Sarkozy suspects an attempt to blacken his name — a move that would profit both Villepin and President Jacques Chirac, who has long been hostile to his ambitious interior minister — and has filed suit for defamation.

While the hunt is still on for the whistleblower, Sarkozy's camp has rounded on Villepin, accusing him of ordering an intelligence probe into the claims and of failing to clear his name after they turned out to be fabricated.

Villepin — who was foreign minister at the time — says he ordered a discreet intelligence inquiry after the corruption claims were made, but said Tuesday that: "At no time was Nicolas Sarkozy mentioned in that conversation."

Villepin was expected to step up his defence in the coming days over what has been described here as a 'French Watergate'.

Speaking to members of the ruling UMP party, Villepin said Tuesday it was "essential to respond to this crisis in order to stand a chance of winning in 2007", in remarks quoted by one participant.

The prime minister was to face a grilling by parliament later Tuesday, ahead of an extraordinary cabinet called over the crisis.

Meanwhile Sarkozy, who heads the UMP, was quoted as saying after Villepin left the meeting that he was "determined to uncover the truth... whatever the consequences".

Villepin was drawn deeper into the case when Le Monde newspaper reported Friday that a senior intelligence officer told judges Villepin ordered him to investigate Sarkozy over the scandal during a meeting on January 9, 2004.

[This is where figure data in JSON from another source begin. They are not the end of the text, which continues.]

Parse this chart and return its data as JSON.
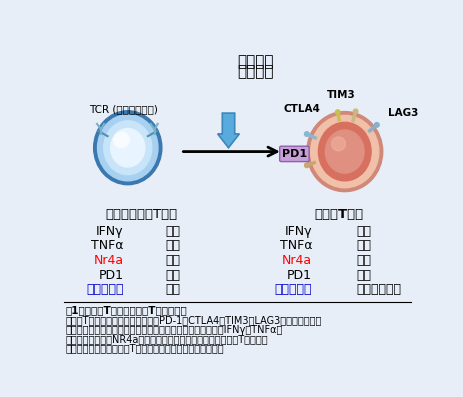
{
  "title_top_line1": "がん抗原",
  "title_top_line2": "腫瑞環境",
  "left_cell_label": "TCR (ト細胞受容体)",
  "left_table_header": "腫瑞内活性化T細胞",
  "right_table_header": "疲弊化T細胞",
  "left_rows": [
    {
      "label": "IFNγ",
      "value": "高い",
      "label_color": "#000000"
    },
    {
      "label": "TNFα",
      "value": "高い",
      "label_color": "#000000"
    },
    {
      "label": "Nr4a",
      "value": "低い",
      "label_color": "#FF0000"
    },
    {
      "label": "PD1",
      "value": "低い",
      "label_color": "#000000"
    },
    {
      "label": "腫瑞攻撃能",
      "value": "高い",
      "label_color": "#0000CC"
    }
  ],
  "right_rows": [
    {
      "label": "IFNγ",
      "value": "低い",
      "label_color": "#000000"
    },
    {
      "label": "TNFα",
      "value": "低い",
      "label_color": "#000000"
    },
    {
      "label": "Nr4a",
      "value": "高い",
      "label_color": "#FF0000"
    },
    {
      "label": "PD1",
      "value": "高い",
      "label_color": "#000000"
    },
    {
      "label": "腫瑞攻撃能",
      "value": "ほとんどない",
      "label_color": "#0000CC"
    }
  ],
  "caption_title": "図1　活性化T細胞と疲弊化T細胞の違い",
  "caption_lines": [
    "疲弊化T細胞では抑制性分子であるPD-1、CTLA4、TIM3、LAG3などのチェック",
    "ポイント分子の発現が高く、抗腫瑞性のサイトカインであるIFNγやTNFαの",
    "発現が低い。またNR4a転写因子は発現が高い。よって活性化T細胞は抗",
    "腫瑞能が高いが、疲弊化T細胞は腫瑞攻撃力が極めて低い。"
  ],
  "bg_color": "#e8eef8",
  "label_ctla4": "CTLA4",
  "label_tim3": "TIM3",
  "label_lag3": "LAG3",
  "label_pd1": "PD1"
}
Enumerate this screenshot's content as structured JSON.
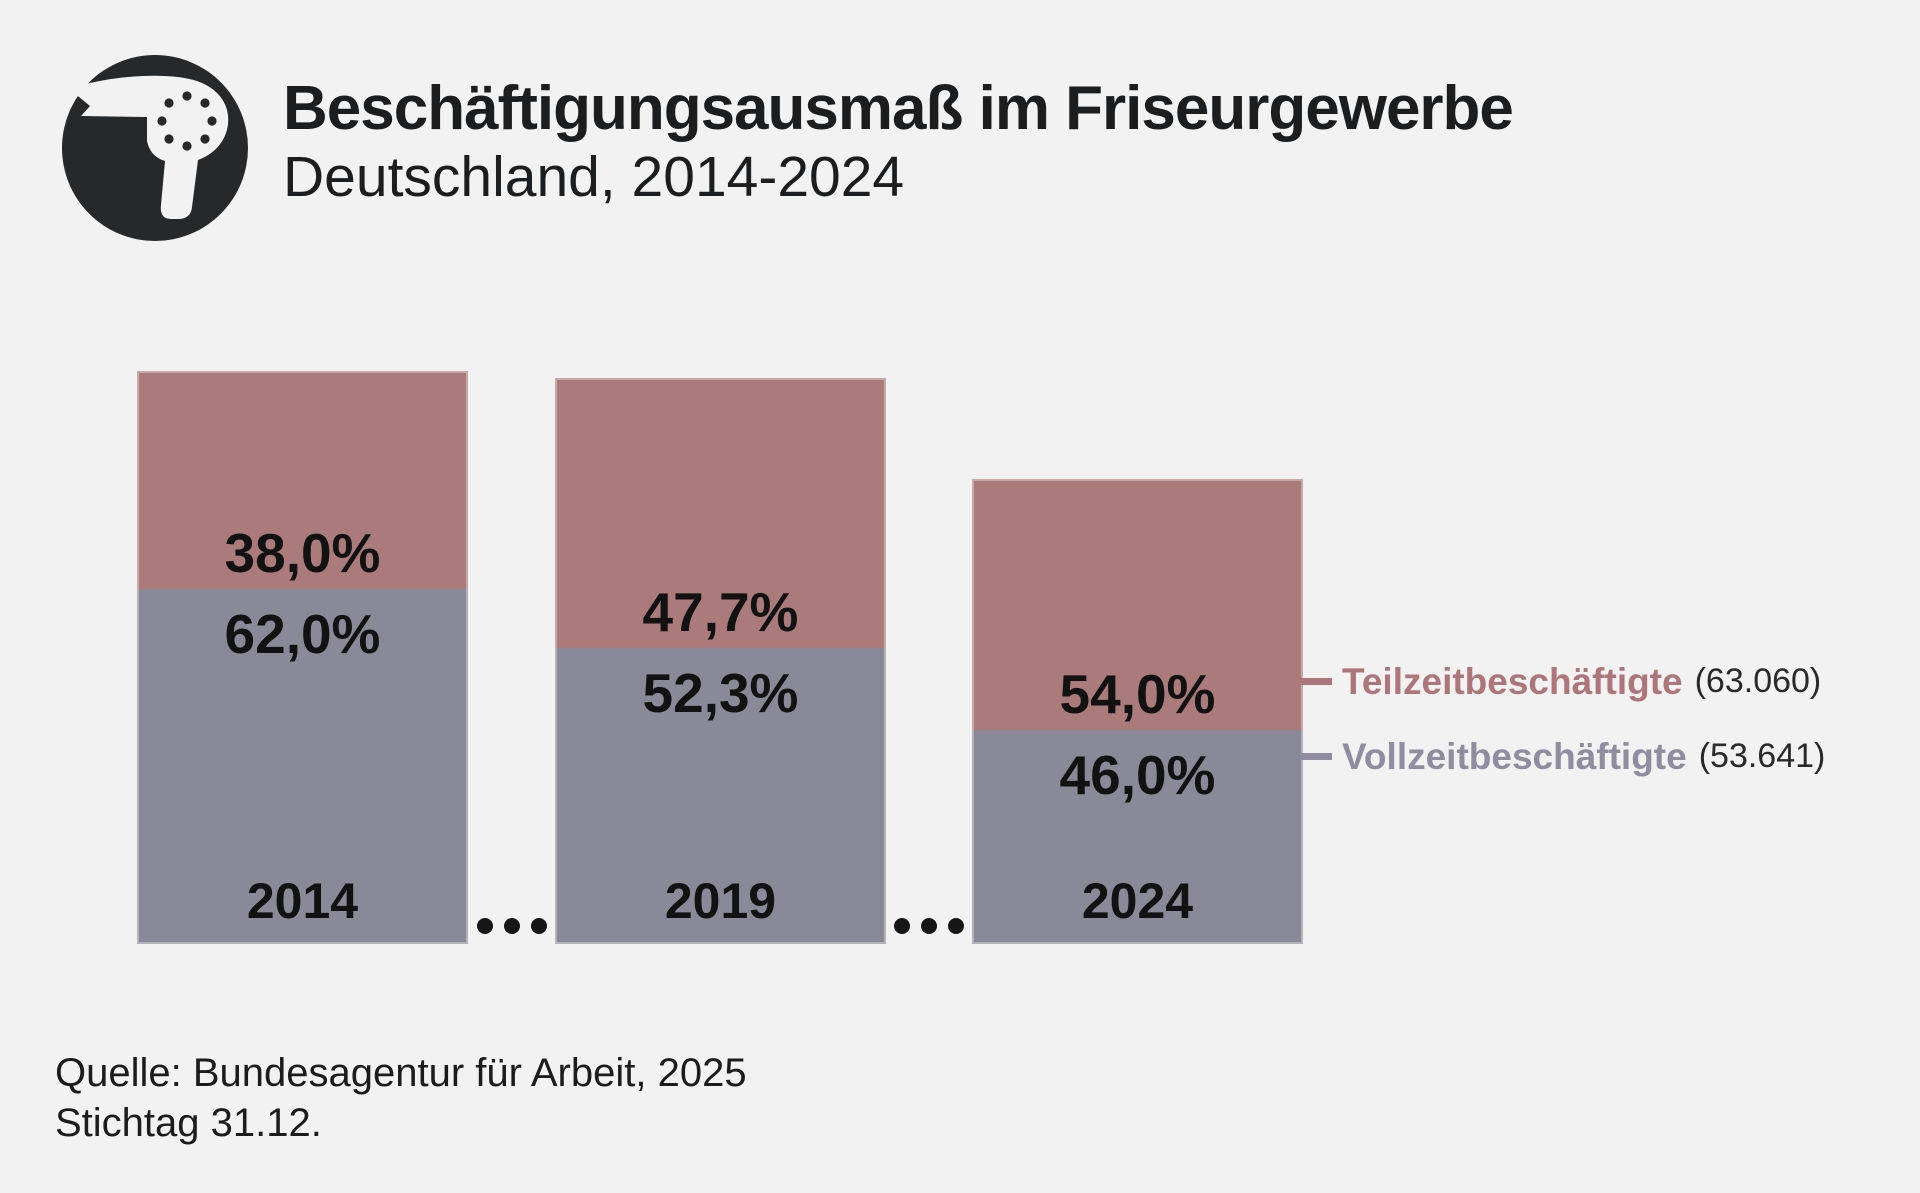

General Philippe Rondot, the officer named in Le Monde's report, says his comments were taken out of context, and categorically denied Tuesday that Villepin had asked him to investigate Sarkozy.

He told Le Figaro newspaper Sarkozy's name had been "thrown into the conversation" — along with other politicians.

Rondot said overzealous judges had wrongly interpreted a brief comment he jotted down during the meeting — talking of a "fixation on Sarkozy" — as an order from Villepin.

Le Monde itself on Wednesday published extracts from Rondot's confidential report on the case, filed in October 2004, which focused solely on the industrial implications of the case, and mentioned no politicians.

Investigators believe the claims were primarily linked to a power struggle at the European defence and aerospace giant EADS, several of whose top executives were targeted by the allegations.